Of the dozens of stories that I have heard from the neighbors of the compound that was attacked in Abbottabad, this is the one that keeps resurfacing in my mind.
The old lady’s family moved to Bilal Town five or six years ago. She told me that in all those years, she never encountered any woman or child from the group living in the compound – until the day she met the small boy in 2011.
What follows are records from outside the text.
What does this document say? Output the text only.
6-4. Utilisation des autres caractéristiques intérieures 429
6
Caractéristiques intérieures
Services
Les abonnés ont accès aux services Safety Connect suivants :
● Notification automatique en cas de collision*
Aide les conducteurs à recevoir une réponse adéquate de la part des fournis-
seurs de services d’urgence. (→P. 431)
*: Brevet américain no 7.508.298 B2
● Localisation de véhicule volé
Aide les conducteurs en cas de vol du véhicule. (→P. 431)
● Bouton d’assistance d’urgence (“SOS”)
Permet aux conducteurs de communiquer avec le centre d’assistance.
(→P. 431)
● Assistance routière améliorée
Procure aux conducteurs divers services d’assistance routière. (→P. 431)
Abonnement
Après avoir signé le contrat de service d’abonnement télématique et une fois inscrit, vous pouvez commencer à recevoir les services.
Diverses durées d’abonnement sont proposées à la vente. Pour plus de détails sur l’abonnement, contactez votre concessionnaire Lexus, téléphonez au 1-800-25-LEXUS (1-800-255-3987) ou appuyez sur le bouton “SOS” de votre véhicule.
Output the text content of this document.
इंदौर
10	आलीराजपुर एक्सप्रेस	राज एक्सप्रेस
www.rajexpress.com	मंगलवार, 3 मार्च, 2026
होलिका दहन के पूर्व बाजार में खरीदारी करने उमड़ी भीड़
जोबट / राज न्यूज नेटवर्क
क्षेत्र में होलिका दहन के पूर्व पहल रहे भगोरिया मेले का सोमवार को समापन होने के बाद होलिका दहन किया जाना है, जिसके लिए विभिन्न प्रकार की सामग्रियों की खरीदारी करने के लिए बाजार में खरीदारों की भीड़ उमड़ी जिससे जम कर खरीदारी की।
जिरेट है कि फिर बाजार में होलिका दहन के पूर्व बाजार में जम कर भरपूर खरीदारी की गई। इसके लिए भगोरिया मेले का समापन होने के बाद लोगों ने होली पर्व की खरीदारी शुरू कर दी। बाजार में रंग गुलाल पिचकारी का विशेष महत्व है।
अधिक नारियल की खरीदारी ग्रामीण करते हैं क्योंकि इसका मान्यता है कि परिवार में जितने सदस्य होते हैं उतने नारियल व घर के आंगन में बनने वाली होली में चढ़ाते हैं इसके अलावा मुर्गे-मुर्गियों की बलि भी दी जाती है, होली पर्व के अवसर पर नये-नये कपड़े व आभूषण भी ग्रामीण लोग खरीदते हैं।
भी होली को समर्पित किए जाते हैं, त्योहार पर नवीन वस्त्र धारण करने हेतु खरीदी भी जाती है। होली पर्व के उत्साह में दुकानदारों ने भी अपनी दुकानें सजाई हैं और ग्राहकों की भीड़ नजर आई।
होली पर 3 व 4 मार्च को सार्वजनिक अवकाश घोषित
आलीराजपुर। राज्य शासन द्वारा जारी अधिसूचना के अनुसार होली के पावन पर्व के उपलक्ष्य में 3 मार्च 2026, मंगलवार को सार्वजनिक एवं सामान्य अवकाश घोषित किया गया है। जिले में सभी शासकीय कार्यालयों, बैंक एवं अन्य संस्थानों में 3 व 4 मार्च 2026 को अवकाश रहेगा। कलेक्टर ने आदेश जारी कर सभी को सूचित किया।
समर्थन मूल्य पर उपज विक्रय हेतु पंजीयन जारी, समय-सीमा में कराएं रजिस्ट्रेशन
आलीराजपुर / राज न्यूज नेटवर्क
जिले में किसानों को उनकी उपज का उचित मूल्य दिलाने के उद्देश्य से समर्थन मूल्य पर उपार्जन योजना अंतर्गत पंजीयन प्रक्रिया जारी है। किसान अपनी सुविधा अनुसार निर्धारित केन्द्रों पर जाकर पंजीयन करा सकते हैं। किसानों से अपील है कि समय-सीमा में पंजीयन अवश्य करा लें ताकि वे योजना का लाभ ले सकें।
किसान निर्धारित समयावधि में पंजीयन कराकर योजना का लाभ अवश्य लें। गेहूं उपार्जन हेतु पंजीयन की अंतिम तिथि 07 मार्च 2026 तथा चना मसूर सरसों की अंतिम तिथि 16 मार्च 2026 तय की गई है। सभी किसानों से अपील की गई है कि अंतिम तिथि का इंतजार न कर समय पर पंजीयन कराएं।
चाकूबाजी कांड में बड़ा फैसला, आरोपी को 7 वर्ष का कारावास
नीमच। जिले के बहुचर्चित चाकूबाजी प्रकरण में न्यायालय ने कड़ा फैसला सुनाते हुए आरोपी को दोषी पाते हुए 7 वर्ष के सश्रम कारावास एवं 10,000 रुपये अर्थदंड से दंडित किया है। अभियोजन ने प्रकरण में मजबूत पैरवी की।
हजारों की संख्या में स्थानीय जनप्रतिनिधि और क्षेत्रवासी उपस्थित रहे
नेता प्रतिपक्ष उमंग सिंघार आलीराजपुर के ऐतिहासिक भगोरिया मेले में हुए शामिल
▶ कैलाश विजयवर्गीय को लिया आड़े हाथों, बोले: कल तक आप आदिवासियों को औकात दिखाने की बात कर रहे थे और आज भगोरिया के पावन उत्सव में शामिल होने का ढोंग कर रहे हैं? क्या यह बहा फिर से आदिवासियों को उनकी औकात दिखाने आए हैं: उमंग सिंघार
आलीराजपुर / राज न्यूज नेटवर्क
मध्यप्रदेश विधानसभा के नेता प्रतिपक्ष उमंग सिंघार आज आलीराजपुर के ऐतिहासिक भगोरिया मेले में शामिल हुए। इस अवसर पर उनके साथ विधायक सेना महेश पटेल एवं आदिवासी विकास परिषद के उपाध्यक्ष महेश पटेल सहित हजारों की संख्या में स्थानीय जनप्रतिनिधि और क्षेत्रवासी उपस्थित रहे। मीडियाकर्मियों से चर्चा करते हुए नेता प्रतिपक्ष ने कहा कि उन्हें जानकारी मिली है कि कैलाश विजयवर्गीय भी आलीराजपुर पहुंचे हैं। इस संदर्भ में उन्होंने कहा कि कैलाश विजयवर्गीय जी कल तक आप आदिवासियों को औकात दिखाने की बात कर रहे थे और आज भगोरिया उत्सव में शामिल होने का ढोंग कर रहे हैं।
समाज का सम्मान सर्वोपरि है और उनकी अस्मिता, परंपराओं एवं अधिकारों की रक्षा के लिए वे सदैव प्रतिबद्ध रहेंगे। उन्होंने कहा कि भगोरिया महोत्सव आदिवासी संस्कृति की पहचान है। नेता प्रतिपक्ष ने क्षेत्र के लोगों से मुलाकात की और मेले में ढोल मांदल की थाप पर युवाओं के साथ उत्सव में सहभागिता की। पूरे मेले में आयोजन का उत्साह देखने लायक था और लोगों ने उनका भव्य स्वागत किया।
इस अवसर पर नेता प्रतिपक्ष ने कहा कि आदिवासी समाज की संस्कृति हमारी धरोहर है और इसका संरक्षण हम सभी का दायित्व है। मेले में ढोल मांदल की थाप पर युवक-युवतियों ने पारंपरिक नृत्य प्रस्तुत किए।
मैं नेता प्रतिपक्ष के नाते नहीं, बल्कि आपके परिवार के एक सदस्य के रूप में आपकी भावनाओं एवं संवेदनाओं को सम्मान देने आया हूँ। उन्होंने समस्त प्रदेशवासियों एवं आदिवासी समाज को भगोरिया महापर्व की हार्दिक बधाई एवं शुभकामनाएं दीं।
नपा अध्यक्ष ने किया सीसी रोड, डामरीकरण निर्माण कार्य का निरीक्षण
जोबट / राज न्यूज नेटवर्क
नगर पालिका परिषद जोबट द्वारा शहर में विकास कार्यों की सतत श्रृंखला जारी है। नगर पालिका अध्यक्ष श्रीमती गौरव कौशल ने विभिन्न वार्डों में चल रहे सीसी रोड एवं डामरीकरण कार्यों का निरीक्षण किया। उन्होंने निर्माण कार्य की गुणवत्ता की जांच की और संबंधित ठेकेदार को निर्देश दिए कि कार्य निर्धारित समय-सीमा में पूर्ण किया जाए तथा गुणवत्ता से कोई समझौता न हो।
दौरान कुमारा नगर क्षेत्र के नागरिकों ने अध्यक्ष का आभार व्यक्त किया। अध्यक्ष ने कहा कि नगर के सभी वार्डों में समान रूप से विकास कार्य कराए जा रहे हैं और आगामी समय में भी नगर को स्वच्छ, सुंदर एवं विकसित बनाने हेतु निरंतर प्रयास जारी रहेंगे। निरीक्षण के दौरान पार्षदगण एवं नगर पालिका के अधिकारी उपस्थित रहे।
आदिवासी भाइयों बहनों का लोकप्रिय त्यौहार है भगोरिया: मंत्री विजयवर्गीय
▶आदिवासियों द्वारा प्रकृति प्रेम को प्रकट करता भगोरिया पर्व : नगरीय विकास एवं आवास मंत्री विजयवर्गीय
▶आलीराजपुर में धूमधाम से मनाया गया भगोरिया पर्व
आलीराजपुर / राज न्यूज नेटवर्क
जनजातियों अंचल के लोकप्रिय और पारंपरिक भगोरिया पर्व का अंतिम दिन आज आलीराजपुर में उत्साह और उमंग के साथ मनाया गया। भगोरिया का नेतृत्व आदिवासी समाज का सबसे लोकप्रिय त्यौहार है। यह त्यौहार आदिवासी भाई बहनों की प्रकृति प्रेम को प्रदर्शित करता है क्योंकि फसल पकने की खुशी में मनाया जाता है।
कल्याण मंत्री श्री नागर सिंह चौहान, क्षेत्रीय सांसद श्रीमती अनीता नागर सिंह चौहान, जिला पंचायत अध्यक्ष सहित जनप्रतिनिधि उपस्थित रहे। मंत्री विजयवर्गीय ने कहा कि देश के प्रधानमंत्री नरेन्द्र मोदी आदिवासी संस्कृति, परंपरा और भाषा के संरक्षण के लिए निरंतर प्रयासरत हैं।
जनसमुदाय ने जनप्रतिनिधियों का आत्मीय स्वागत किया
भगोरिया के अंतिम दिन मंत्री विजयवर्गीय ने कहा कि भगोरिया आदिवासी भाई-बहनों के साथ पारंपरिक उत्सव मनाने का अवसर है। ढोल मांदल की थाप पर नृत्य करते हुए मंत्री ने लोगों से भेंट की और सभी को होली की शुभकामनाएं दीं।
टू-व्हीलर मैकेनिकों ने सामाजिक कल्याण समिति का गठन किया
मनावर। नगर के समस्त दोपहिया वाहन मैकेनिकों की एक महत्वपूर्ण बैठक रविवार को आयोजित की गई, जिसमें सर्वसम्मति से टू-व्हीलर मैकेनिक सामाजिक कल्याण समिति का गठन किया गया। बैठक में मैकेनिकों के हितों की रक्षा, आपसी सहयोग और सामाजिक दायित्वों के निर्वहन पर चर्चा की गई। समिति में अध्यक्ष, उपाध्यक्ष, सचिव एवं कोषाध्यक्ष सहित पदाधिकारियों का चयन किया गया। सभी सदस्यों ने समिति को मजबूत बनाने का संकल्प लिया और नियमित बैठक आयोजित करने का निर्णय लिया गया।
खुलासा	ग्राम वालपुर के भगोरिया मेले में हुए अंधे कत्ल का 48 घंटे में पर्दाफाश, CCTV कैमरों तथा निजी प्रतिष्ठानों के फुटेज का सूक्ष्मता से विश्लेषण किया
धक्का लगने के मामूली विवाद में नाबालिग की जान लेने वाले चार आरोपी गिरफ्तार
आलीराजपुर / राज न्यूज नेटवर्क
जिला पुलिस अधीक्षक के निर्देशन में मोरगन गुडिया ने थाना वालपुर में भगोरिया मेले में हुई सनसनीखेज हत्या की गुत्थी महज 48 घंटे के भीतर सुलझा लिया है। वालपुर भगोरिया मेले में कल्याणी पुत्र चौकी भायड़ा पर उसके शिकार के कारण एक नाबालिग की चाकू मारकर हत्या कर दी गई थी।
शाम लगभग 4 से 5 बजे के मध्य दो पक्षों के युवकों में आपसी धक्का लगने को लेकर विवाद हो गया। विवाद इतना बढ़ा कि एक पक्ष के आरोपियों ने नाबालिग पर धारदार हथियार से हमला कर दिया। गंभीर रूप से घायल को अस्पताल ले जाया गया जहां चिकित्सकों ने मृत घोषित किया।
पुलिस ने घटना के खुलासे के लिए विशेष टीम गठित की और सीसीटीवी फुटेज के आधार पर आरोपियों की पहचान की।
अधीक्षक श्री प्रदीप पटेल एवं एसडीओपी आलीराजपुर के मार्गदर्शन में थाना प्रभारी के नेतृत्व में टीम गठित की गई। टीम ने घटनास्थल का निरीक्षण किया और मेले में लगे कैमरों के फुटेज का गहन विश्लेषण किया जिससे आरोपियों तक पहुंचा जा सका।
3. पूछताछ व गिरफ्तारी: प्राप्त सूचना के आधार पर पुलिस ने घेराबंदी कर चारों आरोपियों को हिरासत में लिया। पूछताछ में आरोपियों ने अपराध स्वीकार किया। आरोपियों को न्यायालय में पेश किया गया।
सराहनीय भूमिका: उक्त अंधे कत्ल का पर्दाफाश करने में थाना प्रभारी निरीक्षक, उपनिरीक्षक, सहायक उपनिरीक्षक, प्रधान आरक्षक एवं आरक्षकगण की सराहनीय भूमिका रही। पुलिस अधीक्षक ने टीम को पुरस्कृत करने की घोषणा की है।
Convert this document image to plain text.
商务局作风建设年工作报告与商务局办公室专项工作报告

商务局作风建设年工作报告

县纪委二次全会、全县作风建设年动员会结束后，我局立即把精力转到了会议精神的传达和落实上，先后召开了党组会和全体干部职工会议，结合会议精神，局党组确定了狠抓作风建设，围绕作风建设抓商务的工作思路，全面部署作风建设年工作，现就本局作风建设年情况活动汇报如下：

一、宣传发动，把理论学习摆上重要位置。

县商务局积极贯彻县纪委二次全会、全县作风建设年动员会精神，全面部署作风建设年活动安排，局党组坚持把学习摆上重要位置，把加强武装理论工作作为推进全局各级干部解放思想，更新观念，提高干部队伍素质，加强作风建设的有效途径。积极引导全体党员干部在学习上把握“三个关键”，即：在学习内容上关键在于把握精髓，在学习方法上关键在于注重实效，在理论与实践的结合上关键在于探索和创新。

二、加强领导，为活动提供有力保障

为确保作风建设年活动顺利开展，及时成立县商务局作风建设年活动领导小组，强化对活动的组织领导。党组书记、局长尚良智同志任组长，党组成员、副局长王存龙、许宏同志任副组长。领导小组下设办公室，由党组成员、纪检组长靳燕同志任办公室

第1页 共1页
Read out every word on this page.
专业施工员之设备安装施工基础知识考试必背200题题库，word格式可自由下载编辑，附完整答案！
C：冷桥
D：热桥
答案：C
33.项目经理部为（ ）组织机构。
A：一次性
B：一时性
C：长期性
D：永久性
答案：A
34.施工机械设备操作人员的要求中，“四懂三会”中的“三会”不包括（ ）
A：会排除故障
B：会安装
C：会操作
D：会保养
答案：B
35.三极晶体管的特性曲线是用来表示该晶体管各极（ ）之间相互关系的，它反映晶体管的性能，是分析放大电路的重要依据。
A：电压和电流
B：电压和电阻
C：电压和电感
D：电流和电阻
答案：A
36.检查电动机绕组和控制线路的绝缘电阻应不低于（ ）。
The people (or families) living in the compound did not buy fresh milk themselves, but asked the milkman to leave it in a neighboring house. From the neighboring house, one of the two men that did all the shopping would pick up the milk bucket and take it inside the compound. One day, the lady was visiting the house where the milk was delivered, where she saw a seven or eight year old boy trying to pick up the milk bucket. She recalled that the boy was ‘tiny and beautiful’. She asked him (in Pashto) what he was trying to do, he told her that he was there to fetch the milk. She asked him if he could lift the bucket. The boy told her that it was too heavy. The seventy or so year old lady picked the bucket of milk and helped the child carry it to the gate of the compound. After telling me this story, she started a monologue, wondering what might have happened to the boy who no different than her own grandchildren, and hoping that he was alright.
I don’t know if the child was Osama’s son or even related to him, but for her sake, I too hope that the boy was amongst the children that were found outside the compound, hands bound, after the raid. I hope that the stateless boy is not exploited by the governments, madrasas, social workers or other types of vultures that are trying to benefit from his misfortune. I hope that in the years to come, the child is not punished just because of his association with Osama Bin Laden – and I hope that he grows up to be a normal human being – as normal as possible given the unusual circumstances that he had to live through during the first seven years of his existence.